To modern generations, Errol Flynn, if they have heard of him at all, would have to be of passing interest at best, and this movie about his last love affair with Beverly Aadland must seem an odd little movie. Dakota Fanning may even be of more interest. Possibly they would also be put off by the age difference between Errol and Beverly - he was pushing 50 and she was 15.
However for those of us who were alive when Flynn was still making films, and were interested enough to read any of the books about the guy, this movie is close to fascinating.
With some knowledge of his life, you have to appreciate all the little touches seeded throughout the film. One was the way the relationship with Beverly starts with Flynn trying his well-practiced technique of seducing women by discussing with a co-conspirator in front of them how perfect they would be for a part in an upcoming production.
However, after taking advantage of her in a somewhat disturbing scene, his feelings for her go beyond a quick conquest and they become involved in an oddly-matched and dangerous relationship.
Much of the movie is told from the viewpoint of Beverly's mother, Florence, played by Susan Sarandon, who comes across as the stage mother from hell.
Rather than being overshadowed by Kline, it's Dakota Fanning's movie too. She underplays while projecting naïveté on the one hand, and worldliness beyond her years on the other. The last part of the movie shows the effect her unwanted celebrity has on her stability, while Florence actually revels in it.

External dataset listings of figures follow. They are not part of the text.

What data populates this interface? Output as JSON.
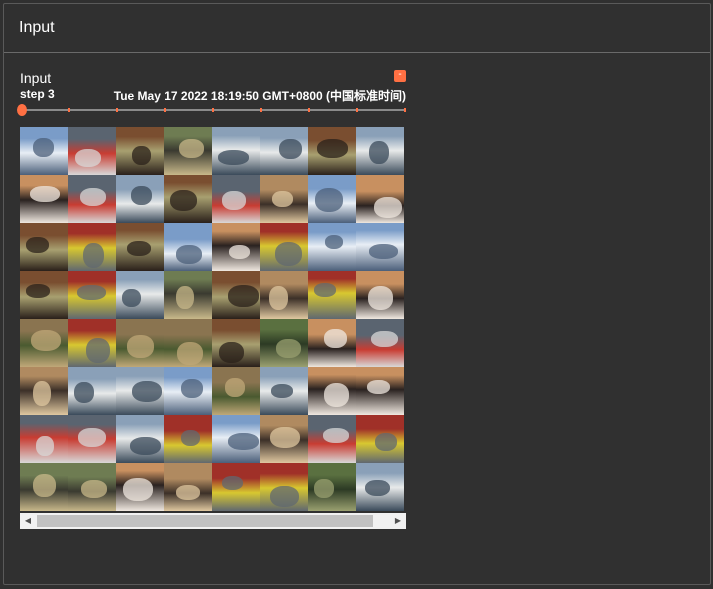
{
  "panel": {
    "title": "Input"
  },
  "card": {
    "title": "Input",
    "collapse_label": "-",
    "step_label": "step",
    "step_value": "3",
    "timestamp": "Tue May 17 2022 18:19:50 GMT+0800 (中国标准时间)"
  },
  "slider": {
    "ticks": 9,
    "position": 0
  },
  "grid": {
    "rows": 8,
    "cols": 8,
    "tiles": [
      [
        "airplane",
        "automobile",
        "horse",
        "bird",
        "ship",
        "ship",
        "horse",
        "ship"
      ],
      [
        "dog",
        "automobile",
        "ship",
        "horse",
        "automobile",
        "cat",
        "airplane",
        "dog"
      ],
      [
        "horse",
        "truck",
        "horse",
        "airplane",
        "dog",
        "truck",
        "airplane",
        "airplane"
      ],
      [
        "horse",
        "truck",
        "ship",
        "bird",
        "horse",
        "cat",
        "truck",
        "dog"
      ],
      [
        "deer",
        "truck",
        "deer",
        "deer",
        "horse",
        "frog",
        "dog",
        "automobile"
      ],
      [
        "cat",
        "ship",
        "ship",
        "airplane",
        "deer",
        "ship",
        "dog",
        "dog"
      ],
      [
        "automobile",
        "automobile",
        "ship",
        "truck",
        "airplane",
        "cat",
        "automobile",
        "truck"
      ],
      [
        "bird",
        "bird",
        "dog",
        "cat",
        "truck",
        "truck",
        "frog",
        "ship"
      ]
    ]
  },
  "scrollbar": {
    "left_arrow": "◀",
    "right_arrow": "▶"
  }
}
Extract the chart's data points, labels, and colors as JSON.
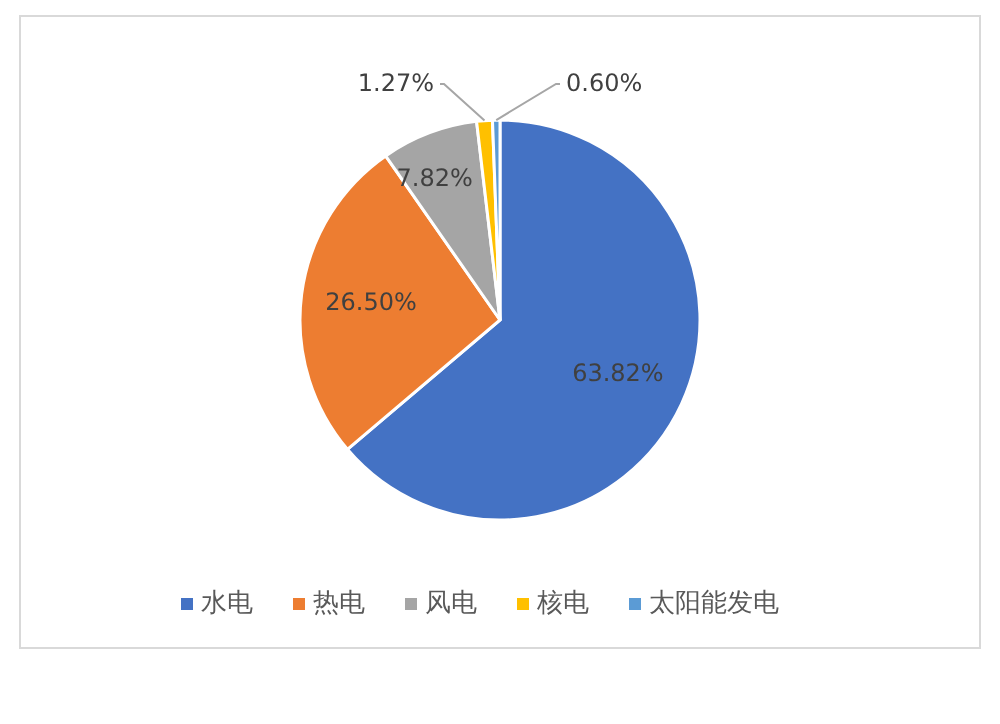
{
  "chart_data": {
    "type": "pie",
    "categories": [
      "水电",
      "热电",
      "风电",
      "核电",
      "太阳能发电"
    ],
    "values": [
      63.82,
      26.5,
      7.82,
      1.27,
      0.6
    ],
    "value_labels": [
      "63.82%",
      "26.50%",
      "7.82%",
      "1.27%",
      "0.60%"
    ],
    "colors": [
      "#4472c4",
      "#ed7d31",
      "#a5a5a5",
      "#ffc000",
      "#5b9bd5"
    ],
    "legend": "bottom"
  }
}
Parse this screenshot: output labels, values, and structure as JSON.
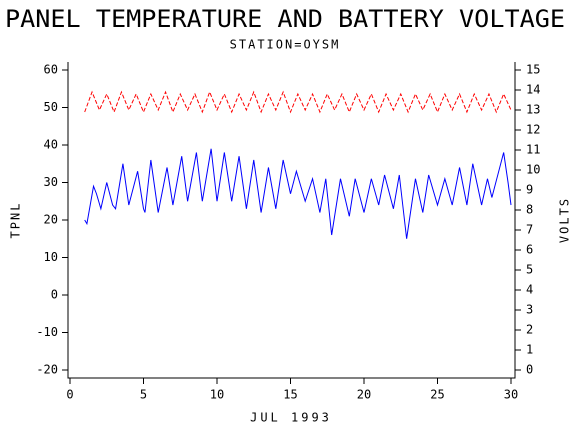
{
  "chart_data": {
    "type": "line",
    "title": "PANEL TEMPERATURE AND BATTERY VOLTAGE",
    "subtitle": "STATION=OYSM",
    "x_label": "JUL 1993",
    "y_label": "TPNL",
    "y2_label": "VOLTS",
    "xlim": [
      0,
      30
    ],
    "xticks": [
      0,
      5,
      10,
      15,
      20,
      25,
      30
    ],
    "ylim": [
      -20,
      60
    ],
    "yticks": [
      -20,
      -10,
      0,
      10,
      20,
      30,
      40,
      50,
      60
    ],
    "y2lim": [
      0,
      15
    ],
    "y2ticks": [
      0,
      1,
      2,
      3,
      4,
      5,
      6,
      7,
      8,
      9,
      10,
      11,
      12,
      13,
      14,
      15
    ],
    "series": [
      {
        "color": "#0000ff",
        "dashed": false,
        "x": [
          1.0,
          1.15,
          1.6,
          1.8,
          2.1,
          2.5,
          2.9,
          3.1,
          3.6,
          4.0,
          4.6,
          5.0,
          5.1,
          5.5,
          6.0,
          6.6,
          7.0,
          7.6,
          8.0,
          8.6,
          9.0,
          9.6,
          10.0,
          10.5,
          11.0,
          11.5,
          12.0,
          12.5,
          13.0,
          13.5,
          14.0,
          14.5,
          15.0,
          15.4,
          16.0,
          16.5,
          17.0,
          17.4,
          17.8,
          18.4,
          19.0,
          19.4,
          20.0,
          20.5,
          21.0,
          21.4,
          22.0,
          22.4,
          22.9,
          23.5,
          24.0,
          24.4,
          25.0,
          25.5,
          26.0,
          26.5,
          27.0,
          27.4,
          28.0,
          28.4,
          28.7,
          29.5,
          29.8,
          30.0
        ],
        "values": [
          20,
          19,
          29,
          27,
          23,
          30,
          24,
          23,
          35,
          24,
          33,
          23,
          22,
          36,
          22,
          34,
          24,
          37,
          25,
          38,
          25,
          39,
          25,
          38,
          25,
          37,
          23,
          36,
          22,
          34,
          23,
          36,
          27,
          33,
          25,
          31,
          22,
          31,
          16,
          31,
          21,
          31,
          22,
          31,
          24,
          32,
          23,
          32,
          15,
          31,
          22,
          32,
          24,
          31,
          24,
          34,
          24,
          35,
          24,
          31,
          26,
          38,
          30,
          24
        ]
      },
      {
        "color": "#ff0000",
        "dashed": true,
        "axis": "y2",
        "x": [
          1.0,
          1.5,
          2.0,
          2.5,
          3.0,
          3.5,
          4.0,
          4.5,
          5.0,
          5.5,
          6.0,
          6.5,
          7.0,
          7.5,
          8.0,
          8.5,
          9.0,
          9.5,
          10.0,
          10.5,
          11.0,
          11.5,
          12.0,
          12.5,
          13.0,
          13.5,
          14.0,
          14.5,
          15.0,
          15.5,
          16.0,
          16.5,
          17.0,
          17.5,
          18.0,
          18.5,
          19.0,
          19.5,
          20.0,
          20.5,
          21.0,
          21.5,
          22.0,
          22.5,
          23.0,
          23.5,
          24.0,
          24.5,
          25.0,
          25.5,
          26.0,
          26.5,
          27.0,
          27.5,
          28.0,
          28.5,
          29.0,
          29.5,
          30.0
        ],
        "values": [
          12.9,
          13.9,
          13.0,
          13.8,
          12.9,
          13.9,
          13.0,
          13.8,
          12.9,
          13.8,
          13.0,
          13.9,
          12.9,
          13.8,
          13.0,
          13.8,
          12.9,
          13.9,
          13.0,
          13.8,
          12.9,
          13.8,
          13.0,
          13.9,
          12.9,
          13.8,
          13.0,
          13.9,
          12.9,
          13.8,
          13.0,
          13.8,
          12.9,
          13.8,
          13.0,
          13.8,
          12.9,
          13.8,
          13.0,
          13.8,
          12.9,
          13.8,
          13.0,
          13.8,
          12.9,
          13.8,
          13.0,
          13.8,
          12.9,
          13.8,
          13.0,
          13.8,
          12.9,
          13.8,
          13.0,
          13.8,
          12.9,
          13.8,
          13.0
        ]
      }
    ]
  }
}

The film has been criticised, scathingly by some reviewers, not only for skimpy production values, but also for sanitising the relationship, and for not taking more of a moral stance over the underage aspect. However, I do feel we are made aware of the situation throughout the film, and it doesn't ever really get a seal of approval.
Nevertheless, according to Roland Fisher, Beverly Aadland's husband of 40 years, she admitted to loving Errol Flynn until the day she died (in 2010).
Knowing a fair bit about the subject probably has a lot to do with whether or not you will appreciate this film - I for one found it totally absorbing.